Brautschau und Menschenrechtsverletzung

Solche Verhältnisse möchte Necla Kelek mit ihrem Buch "Die fremde Braut" ändern. Ihre Untersuchungen gerade in Stadtteilen mit hohem türkischen Bevölkerungsanteil wie Berlin-Kreuzberg und Hamburg-Wilhelmsburg ergaben: Immer häufiger werden für die dort lebenden Türken Ehepartnerinnen und auch -partner aus der Türkei importiert. Während eines Kurzurlaubs in der alten Heimat wickelt die zukünftige Schwiegermutter die Brautschau ab. Die Kinder reisen kurz vor der Hochzeit nach, heiraten die fremde Braut, und die findet sich - oft noch keine 18 - fern der Heimat in der Familie des Ehemanns wieder.

Flucht vor Zwangsheirat
Irgendwo in Deutschland: Eine junge Kurdin ist auf der Flucht vor ihrer eigenen Familie, um der Zwangsheirat zu entgehenBild: dpa

Jede zweite türkische Ehe in Deutschland werde nach diesem Muster geschlossen, sagt Kelek. Tendenz steigend. Die türkischstämmige promovierte Soziologin mit deutschem Pass sieht darin eine grobe Menschenrechtsverletzung und folglich dringenden Anlass zum Handeln.

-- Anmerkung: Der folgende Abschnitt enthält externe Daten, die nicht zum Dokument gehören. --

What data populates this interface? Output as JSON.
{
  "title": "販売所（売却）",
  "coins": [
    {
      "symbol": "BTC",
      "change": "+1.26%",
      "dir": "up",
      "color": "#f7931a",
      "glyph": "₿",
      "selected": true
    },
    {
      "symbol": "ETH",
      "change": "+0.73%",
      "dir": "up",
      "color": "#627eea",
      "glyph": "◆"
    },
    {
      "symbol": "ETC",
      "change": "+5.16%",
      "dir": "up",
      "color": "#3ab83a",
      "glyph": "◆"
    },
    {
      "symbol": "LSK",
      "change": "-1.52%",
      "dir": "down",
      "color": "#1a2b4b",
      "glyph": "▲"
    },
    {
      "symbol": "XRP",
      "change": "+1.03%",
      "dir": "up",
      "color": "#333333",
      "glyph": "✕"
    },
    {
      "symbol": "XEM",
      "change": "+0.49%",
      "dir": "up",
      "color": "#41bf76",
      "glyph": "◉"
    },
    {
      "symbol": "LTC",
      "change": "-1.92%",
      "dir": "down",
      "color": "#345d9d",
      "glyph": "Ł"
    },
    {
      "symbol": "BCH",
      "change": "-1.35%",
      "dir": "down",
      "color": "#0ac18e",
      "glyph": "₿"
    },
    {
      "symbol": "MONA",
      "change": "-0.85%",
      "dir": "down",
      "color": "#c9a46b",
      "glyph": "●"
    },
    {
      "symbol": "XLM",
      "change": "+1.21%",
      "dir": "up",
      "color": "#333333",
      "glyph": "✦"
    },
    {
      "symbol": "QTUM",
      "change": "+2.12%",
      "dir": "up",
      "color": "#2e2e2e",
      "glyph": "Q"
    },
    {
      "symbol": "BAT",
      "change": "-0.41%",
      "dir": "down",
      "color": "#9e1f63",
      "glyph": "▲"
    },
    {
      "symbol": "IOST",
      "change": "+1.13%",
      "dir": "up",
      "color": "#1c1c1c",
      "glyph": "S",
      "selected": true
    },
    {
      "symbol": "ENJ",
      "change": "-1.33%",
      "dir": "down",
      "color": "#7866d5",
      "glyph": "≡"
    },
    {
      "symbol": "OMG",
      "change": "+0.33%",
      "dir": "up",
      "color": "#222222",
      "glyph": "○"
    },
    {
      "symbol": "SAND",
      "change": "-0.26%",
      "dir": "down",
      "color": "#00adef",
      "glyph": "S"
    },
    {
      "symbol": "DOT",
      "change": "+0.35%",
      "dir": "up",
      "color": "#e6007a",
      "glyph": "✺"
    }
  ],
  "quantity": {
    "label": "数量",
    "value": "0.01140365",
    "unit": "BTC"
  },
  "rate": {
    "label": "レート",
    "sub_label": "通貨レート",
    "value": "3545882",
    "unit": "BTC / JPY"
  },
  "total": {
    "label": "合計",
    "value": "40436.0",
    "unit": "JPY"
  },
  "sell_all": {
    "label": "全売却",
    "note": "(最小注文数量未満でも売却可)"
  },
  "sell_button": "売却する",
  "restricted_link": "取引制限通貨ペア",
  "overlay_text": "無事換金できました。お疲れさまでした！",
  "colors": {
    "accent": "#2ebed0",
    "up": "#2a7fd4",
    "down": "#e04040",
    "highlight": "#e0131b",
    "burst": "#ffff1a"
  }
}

Ihr geht es dabei auch um die Demokratie in ihrer heutigen Heimat. "Wenn jemand nicht mal in der Lage ist, seine eigene Lebensgefährtin aussuchen zu dürfen, wie soll dieser Mensch demokratische Wahlen durchführen, wie soll er diese Gesellschaft demokratisch oder politisch mitgestalten?"

Turnverbot

Der Zwangsverheiratung gehen andere Beschränkungen voraus. Auch Necla Kelek musste viele Verbote erleiden, bevor sie sich befreite. Sie war 1967 mit zehn Jahren nach Deutschland gekommen. Als sie 13 war, ergriff ihr Vater harte Maßnahmen. Eines Morgens nahm er ihr vor dem Gang zur Schule den Turnbeutel aus der Hand. Seine Begründung: Ihr Jungfernhäutchen müsse unversehrt bleiben. Die Empörung ist heute noch zu hören, wenn Necla Kelek davon erzählt; Empörung auch gegen die Lehrerin, vor der sie mit leeren Händen stand.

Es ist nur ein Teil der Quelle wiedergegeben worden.